Instrumental variable and colocalization analyses identify endotrophin and HTRA1 as potential therapeutic targets for coronary artery disease
Paul C. Lee,
In-Hyuk Jung,
Shreeya Thussu,
Ved Patel,
Ryan Wagoner,
Kendall H. Burks,
Junedh Amrute,
Jared S. Elenbaas,
Chul Joo Kang,
Erica P. Young,
Philipp E. Scherer,
Nathan O. Stitziel
Affiliations
Paul C. Lee
Center for Cardiovascular Research, Division of Cardiology, Department of Medicine, Washington University School of Medicine, Saint Louis, MO 63110, USA
In-Hyuk Jung
Center for Cardiovascular Research, Division of Cardiology, Department of Medicine, Washington University School of Medicine, Saint Louis, MO 63110, USA
Shreeya Thussu
Center for Cardiovascular Research, Division of Cardiology, Department of Medicine, Washington University School of Medicine, Saint Louis, MO 63110, USA
Ved Patel
Center for Cardiovascular Research, Division of Cardiology, Department of Medicine, Washington University School of Medicine, Saint Louis, MO 63110, USA
Ryan Wagoner
Center for Cardiovascular Research, Division of Cardiology, Department of Medicine, Washington University School of Medicine, Saint Louis, MO 63110, USA
Kendall H. Burks
Center for Cardiovascular Research, Division of Cardiology, Department of Medicine, Washington University School of Medicine, Saint Louis, MO 63110, USA
Junedh Amrute
Center for Cardiovascular Research, Division of Cardiology, Department of Medicine, Washington University School of Medicine, Saint Louis, MO 63110, USA
Jared S. Elenbaas
Center for Cardiovascular Research, Division of Cardiology, Department of Medicine, Washington University School of Medicine, Saint Louis, MO 63110, USA
Chul Joo Kang
McDonnell Genome Institute, Washington University School of Medicine, Saint Louis, MO 63108, USA
Erica P. Young
Center for Cardiovascular Research, Division of Cardiology, Department of Medicine, Washington University School of Medicine, Saint Louis, MO 63110, USA; McDonnell Genome Institute, Washington University School of Medicine, Saint Louis, MO 63108, USA
Philipp E. Scherer
Touchstone Diabetes Center, University of Texas Southwestern Medical Center, Dallas, TX, USA
Nathan O. Stitziel
Center for Cardiovascular Research, Division of Cardiology, Department of Medicine, Washington University School of Medicine, Saint Louis, MO 63110, USA; McDonnell Genome Institute, Washington University School of Medicine, Saint Louis, MO 63108, USA; Department of Genetics, Washington University School of Medicine, Saint Louis, MO 63110, USA; Corresponding author
Summary: Coronary artery disease (CAD) remains a leading cause of disease burden globally, and there is a persistent need for new therapeutic targets.
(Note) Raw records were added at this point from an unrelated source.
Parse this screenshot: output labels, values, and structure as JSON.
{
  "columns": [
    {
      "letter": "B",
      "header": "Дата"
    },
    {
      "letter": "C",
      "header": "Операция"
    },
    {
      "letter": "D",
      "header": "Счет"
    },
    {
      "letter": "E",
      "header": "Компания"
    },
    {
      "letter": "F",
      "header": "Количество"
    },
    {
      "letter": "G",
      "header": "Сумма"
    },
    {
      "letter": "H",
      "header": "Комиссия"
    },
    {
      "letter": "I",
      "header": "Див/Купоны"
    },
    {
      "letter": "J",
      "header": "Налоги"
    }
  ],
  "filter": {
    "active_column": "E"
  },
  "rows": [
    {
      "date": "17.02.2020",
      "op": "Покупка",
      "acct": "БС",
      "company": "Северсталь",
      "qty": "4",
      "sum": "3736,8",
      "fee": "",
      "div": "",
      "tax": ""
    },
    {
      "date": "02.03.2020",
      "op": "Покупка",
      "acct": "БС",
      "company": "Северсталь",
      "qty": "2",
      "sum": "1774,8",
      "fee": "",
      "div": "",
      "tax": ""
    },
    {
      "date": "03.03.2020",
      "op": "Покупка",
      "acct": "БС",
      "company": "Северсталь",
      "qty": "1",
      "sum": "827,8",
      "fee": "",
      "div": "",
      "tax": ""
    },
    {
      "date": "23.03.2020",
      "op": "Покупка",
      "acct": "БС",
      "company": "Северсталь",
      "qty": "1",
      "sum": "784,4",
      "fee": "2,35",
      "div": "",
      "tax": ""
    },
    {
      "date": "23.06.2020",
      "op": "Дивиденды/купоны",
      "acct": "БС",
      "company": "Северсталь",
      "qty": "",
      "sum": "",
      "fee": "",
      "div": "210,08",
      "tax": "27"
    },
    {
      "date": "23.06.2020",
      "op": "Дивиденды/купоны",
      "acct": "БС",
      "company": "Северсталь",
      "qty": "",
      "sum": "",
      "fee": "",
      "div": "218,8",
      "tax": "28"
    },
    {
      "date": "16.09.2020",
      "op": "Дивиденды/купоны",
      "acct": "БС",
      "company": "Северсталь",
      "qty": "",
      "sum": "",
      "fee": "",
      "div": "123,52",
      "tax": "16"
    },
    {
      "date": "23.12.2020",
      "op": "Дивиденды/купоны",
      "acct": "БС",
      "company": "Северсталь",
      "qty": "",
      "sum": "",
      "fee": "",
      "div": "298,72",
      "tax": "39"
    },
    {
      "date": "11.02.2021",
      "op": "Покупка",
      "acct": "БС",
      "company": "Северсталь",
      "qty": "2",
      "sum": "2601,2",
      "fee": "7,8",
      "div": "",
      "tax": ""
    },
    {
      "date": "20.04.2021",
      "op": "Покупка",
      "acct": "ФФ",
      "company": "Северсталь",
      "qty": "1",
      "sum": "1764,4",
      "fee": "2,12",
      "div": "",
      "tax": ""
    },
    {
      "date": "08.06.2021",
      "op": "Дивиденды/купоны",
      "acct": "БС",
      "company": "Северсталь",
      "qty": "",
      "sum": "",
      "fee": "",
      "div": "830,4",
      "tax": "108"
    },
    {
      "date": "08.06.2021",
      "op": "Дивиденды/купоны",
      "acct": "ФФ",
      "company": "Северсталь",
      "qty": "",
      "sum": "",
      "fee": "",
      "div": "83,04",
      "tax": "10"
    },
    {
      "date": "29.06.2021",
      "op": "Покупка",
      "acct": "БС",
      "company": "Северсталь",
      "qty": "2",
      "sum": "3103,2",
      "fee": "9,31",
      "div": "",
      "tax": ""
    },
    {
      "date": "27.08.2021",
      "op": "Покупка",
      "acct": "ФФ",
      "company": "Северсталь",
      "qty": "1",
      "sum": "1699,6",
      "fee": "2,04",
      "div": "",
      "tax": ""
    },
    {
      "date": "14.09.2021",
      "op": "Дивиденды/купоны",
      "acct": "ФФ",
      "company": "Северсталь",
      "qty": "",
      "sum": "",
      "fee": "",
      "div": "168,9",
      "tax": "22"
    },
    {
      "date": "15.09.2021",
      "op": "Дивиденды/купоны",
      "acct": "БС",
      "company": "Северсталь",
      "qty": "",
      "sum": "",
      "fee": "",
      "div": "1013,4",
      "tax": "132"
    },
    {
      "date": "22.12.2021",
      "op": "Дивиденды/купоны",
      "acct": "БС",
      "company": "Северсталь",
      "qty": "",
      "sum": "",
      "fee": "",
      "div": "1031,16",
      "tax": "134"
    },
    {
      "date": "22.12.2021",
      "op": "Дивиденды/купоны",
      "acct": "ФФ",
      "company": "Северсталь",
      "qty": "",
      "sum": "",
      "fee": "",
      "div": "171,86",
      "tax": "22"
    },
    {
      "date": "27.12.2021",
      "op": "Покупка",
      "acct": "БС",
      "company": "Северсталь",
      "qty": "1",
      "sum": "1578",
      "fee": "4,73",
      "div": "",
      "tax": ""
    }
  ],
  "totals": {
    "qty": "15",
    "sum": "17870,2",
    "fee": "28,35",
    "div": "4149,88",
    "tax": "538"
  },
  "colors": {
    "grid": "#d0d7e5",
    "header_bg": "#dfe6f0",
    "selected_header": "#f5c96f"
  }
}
Instrumental variable (IV) and genetic colocalization analyses can help identify novel therapeutic targets for human disease by nominating causal genes in genome-wide association study (GWAS) loci. We conducted cis-IV analyses for 20,125 genes and 1,746 plasma proteins with CAD using molecular trait quantitative trait loci variant (QTLs) data from three different studies. 19 proteins and 119 genes were significantly associated with CAD risk by IV analyses and demonstrated evidence of genetic colocalization. Notably, our analyses validated well-established targets such as PCSK9 and ANGPTL4 while also identifying HTRA1 and endotrophin (a cleavage product of COL6A3) as proteins whose levels are causally associated with CAD risk. Further experimental studies are needed to confirm the causal role of the genes and proteins identified through our multiomic cis-IV analyses on human disease.